Because deals between private individuals are not covered by the Consumer Protection Act, the buyer may not turn to consumer rights advisors in these cases. If there are defects, the buyer should start by complaining to the seller. If this is unsuccessful, the matter can be referred to a district court.
Goods are considered to have been bought from a private individual even when they were purchased from a marketplace maintained by a company, if it is clearly indicated there that the parties to the sales contract are private individuals. This includes self-service flea markets, online forums where sales notices are posted and online auction sites.
Defects in second-hand goods
Second-hand goods are often sold “as is” or with another similar proviso. In this case the seller is not liable for defects caused, for example, by use or wear and tear.
The “as is” clause does not necessarily release the seller from all liability, however. The seller may be responsible for faults or defects if:
- the information given by the seller concerning the characteristics or degree of use of the item are incorrect, and that information may have influenced the sale.

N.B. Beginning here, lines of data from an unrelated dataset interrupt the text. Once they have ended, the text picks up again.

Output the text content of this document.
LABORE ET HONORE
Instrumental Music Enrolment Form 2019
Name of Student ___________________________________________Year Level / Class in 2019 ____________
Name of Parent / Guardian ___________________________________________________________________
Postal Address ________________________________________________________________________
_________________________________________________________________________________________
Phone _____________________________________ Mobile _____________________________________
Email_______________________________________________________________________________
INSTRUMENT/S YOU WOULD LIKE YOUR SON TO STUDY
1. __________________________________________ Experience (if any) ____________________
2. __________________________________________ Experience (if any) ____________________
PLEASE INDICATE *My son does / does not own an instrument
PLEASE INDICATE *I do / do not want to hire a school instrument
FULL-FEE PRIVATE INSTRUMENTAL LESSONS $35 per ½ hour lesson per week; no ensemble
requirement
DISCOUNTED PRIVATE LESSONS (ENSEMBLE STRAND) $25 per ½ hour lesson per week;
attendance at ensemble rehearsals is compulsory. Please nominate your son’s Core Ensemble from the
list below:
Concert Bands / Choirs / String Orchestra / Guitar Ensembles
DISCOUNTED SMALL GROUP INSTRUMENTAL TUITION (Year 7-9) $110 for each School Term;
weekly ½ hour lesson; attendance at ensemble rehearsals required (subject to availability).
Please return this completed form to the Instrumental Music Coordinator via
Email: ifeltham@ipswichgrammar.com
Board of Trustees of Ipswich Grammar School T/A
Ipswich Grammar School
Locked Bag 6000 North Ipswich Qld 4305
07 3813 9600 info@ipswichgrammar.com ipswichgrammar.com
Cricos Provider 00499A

- the seller omits certain known and significant information about the characteristics or degree of use of the item, and this omission may have influenced the sale.
- the item is in worse condition in relation to its price and the circumstances than the buyer could justifiably have expected.
Repairing or replacing defective goods
Discounts and cancellation of sale
Problems in flea market service
The party responsible for maintaining a flea market or similar marketplace for second-hand goods is liable for the services sold, just as other service providers are.
Private individuals who sell their second-hand goods through a marketplace such as a self-service flea market, an online forum or an online auction may demand compensation from the responsible party if the services are not according to agreement.
The party responsible for a flea market must ensure that the goods left there for sale are appropriately monitored. The company may be liable for compensation in the case of theft, for example. To be released from liability, the company must be able to prove that the theft or other damage was not due to negligence on its part. The maximum compensation that can be demanded for lost goods is equal to the agreed sale price.